Chronique minute
Par Emmanuel Hiriart

         
 
     
     
   
 
   
   
     
  Je voudrais écrire des poèmes parfaitement inutiles. Je suis fatigué de ceux qui servent à combattre, à blesser, à tuer, à guérir, à se sauver, à s’illuminer, à jouer au poète, à se divertir, à se faire plaindre, à se faire aimer, à se faire détester, à passer le temps, à gagner de l’argent, à perdre ostensiblement de l’argent, à masquer le vide, à dépeupler la nuit, à peupler l’insomnie, à jouer, à gagner, ou même plus simplement de ceux que l'on utilise comme appeau pour attirer les girafes.

Je veux des poèmes aussi parfaitement inutiles que des personnes, des animaux ou, selon certains textes bouddhistes, l’illumination. Il me semble même que c’est à proportion de son inutilité qu’un texte est poétique. C’est comme tous les objets : prenons, cher lecteur, le câble téléphonique qui vous permet de lire ce texte. Il vous est utile, c’est pourquoi il n’existe aucunement à vos yeux. Autant de présence à l’écran qu’un acteur de téléfilm français ! Seule, du moins je le voudrais, cette page vous paraît présente.

Mais voici que, l’oeil fatiguée ou la bourse vidée par vos cyberséjours prolongés, vous abandonnez l'écran pour gagner votre jardin. L'été range ses moutons. Sur le fil téléphonique le soleil, déjà ce soleil oblique de l’automne, posé près de trois hirondelles.

Il ne vous sert plus à rien, ce damné fil ! Il vous saisit simplement : c’est un poème presque, une phrase nominale, l’odeur du Haiku que vous venez de perdre. Car déjà la mémoire de l’homo faber vous envahit. Il vous revient que vous devez voir les oiseau sur le fil comme des notes sur une portée musicale. Il vous revient que c’est un symbole de l’harmonie. Et ça tombe bien, vous aviez à l’instant un vague sentiment de bien être qui pouvait passer pour de l’harmonie. Appelez pythagore, vite! Et que trompètent les sphères. Le signe vous fait signe : la présence de l’être s’envole, et les hirondelles qui rêvent d’Afrique.
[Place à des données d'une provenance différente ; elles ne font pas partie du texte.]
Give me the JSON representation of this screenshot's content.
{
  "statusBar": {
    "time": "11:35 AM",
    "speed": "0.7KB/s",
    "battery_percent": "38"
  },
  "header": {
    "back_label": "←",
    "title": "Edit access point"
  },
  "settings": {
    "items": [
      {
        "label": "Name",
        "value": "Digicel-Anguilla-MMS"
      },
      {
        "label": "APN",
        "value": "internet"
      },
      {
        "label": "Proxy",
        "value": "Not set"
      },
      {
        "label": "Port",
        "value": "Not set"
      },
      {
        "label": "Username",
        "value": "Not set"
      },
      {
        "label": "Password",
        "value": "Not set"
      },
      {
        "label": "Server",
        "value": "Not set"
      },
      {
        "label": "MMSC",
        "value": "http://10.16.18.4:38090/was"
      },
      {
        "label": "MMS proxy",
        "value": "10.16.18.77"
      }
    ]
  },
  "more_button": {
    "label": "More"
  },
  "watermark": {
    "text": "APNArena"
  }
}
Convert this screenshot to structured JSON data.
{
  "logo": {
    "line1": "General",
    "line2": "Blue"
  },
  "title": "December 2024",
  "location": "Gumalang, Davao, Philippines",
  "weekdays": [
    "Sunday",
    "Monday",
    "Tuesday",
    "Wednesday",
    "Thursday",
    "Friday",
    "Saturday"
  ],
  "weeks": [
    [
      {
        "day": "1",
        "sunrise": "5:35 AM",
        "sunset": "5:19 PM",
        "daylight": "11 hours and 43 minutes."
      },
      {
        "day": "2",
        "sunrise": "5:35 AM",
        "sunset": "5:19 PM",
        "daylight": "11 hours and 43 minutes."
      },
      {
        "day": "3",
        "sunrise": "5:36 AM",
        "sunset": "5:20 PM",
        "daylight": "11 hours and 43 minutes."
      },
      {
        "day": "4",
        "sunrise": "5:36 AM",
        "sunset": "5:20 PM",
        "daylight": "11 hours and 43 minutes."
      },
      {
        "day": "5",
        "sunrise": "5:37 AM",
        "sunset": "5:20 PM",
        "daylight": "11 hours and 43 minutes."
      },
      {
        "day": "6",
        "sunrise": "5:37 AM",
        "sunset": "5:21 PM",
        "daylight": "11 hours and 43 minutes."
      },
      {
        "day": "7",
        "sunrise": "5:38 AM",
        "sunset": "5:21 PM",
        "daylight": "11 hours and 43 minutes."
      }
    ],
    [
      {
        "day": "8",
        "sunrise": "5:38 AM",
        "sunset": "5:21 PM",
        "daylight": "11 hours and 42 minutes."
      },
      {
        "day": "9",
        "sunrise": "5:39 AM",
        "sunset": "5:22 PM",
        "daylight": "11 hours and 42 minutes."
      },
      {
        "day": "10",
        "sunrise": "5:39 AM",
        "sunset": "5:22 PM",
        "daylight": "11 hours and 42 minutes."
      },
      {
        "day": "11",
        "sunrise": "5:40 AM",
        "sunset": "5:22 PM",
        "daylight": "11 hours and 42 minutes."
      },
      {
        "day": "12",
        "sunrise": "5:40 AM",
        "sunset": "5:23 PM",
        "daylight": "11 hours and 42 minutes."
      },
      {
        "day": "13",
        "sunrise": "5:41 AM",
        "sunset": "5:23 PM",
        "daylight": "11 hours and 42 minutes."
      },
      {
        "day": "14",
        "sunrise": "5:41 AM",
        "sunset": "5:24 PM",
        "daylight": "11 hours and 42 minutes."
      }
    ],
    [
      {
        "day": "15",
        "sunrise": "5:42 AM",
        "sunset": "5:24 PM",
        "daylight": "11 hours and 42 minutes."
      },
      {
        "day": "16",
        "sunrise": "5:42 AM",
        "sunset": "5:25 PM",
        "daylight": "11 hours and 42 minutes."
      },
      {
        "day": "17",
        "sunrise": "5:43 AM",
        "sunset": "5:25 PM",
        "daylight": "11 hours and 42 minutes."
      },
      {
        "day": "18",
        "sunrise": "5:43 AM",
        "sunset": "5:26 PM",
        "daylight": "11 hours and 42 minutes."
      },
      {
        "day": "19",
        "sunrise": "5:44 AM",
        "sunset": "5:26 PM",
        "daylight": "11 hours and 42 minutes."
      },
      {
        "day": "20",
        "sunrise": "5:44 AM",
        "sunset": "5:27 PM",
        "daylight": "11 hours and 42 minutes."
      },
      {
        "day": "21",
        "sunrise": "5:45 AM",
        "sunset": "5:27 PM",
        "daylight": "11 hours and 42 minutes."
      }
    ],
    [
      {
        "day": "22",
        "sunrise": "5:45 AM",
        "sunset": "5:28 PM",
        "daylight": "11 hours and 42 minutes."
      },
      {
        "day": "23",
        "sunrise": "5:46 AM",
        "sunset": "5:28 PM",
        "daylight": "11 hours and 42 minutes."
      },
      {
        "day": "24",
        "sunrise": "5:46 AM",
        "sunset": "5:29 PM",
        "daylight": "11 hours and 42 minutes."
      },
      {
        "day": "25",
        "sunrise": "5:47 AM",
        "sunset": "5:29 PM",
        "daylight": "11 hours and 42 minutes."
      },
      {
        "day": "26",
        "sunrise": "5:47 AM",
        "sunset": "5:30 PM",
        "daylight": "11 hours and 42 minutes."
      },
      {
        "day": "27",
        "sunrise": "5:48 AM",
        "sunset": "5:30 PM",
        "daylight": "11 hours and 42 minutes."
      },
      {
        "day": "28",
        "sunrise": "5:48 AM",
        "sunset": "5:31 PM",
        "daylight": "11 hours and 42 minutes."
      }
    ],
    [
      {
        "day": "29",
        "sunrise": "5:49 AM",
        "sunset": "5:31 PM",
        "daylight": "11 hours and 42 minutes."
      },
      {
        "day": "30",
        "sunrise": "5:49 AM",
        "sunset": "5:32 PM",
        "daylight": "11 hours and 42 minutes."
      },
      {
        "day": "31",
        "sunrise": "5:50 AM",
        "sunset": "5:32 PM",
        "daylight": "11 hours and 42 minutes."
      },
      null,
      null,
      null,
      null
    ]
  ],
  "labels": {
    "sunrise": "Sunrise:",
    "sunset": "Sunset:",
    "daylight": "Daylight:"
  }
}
Utile ! Voici votre sortie socialement rentabilisée lorsque vous communiquez l’image convenue à ceux qui vous féliciteront d’être poète ( "mais où va-t-il chercher tout ça... cher rêveur"). Ceux qui sont tellement heureux que vous disiez bien mal ce qu’ils sentaient confusément en regardant les actualités télévisées.

Mais le poème, le vrai, vous l’avez laissé fuir, entre les mailles de votre filet de mots. Le poème, cette présence qui ne sert à rien, cette unité secrète (et tellement évidente) de l’être. Du coup vous avez le sentiment d’être inutile, et vous ne songez même pas un instant à vous en réjouir.